Dublin-born John Carney has worn many hats. He was the bassist for the Irish band The Frames in the early ’90s. He subsequently worked in indie film and television. (His show Bachelors Walk has been described as the most successful in Irish history.) But it wasn’t until 2007 that he truly pushed the Hibernian envelope—indeed, split it to shreds—with the tiny, scintillating gem Once.

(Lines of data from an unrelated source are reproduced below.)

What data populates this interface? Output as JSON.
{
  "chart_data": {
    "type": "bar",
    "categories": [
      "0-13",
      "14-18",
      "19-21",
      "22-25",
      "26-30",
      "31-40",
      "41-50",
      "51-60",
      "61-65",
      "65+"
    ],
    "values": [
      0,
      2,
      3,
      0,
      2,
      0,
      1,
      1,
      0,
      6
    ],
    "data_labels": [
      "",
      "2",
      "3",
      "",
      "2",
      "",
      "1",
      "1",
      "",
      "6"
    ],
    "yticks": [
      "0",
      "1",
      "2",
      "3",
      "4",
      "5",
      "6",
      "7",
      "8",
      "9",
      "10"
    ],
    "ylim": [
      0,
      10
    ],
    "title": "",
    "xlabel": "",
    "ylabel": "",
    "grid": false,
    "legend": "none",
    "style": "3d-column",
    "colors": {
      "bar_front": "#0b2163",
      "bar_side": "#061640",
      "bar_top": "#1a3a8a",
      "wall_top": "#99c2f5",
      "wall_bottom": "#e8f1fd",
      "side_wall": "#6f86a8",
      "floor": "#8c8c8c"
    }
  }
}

A musical romance made for less than $200,000, the film astonished critics (me, perhaps even more than most), won an Oscar for Best Song, and ultimately spawned a hit Broadway musical.
And so, in 2013, Carney attempted to replicate the formula with Begin Again, another film about a talented musical ingénue and an older male mentor who together attempt, quasi-romantically, to put together an album. (The movie might just as well have been titled Twice.) This time, though, Carney opted for a bigger budget and bigger stars (Keira Knightley, Mark Ruffalo), and forsook his native town for the glamour of New York—perhaps the city on Earth least in need of a musical encomium. Begin Again wasn’t a bad movie, but the subtle magic of Once was lost in trans-Atlantic translation.
I could scarcely be more delighted to report that Carney has rediscovered that magic with Sing Street, another tiny, winsome charmer set in Dublin. The year is 1985, with all that entails musically, good and (often) bad. When we first meet the protagonist, 15-year-old Conor (Ferdia Walsh-Peelo), he’s experimenting with song lyrics in his bedroom: “I’ll be the mechanic of your heart, and with a wrench I’ll take you apart.” Hearing his parents (the sorely underutilized Aidan Gillen and Maria Doyle Kennedy) fight downstairs, he instead endeavors to put their violent hollering to music: “If we didn’t share a mortgage, I’d leave you.”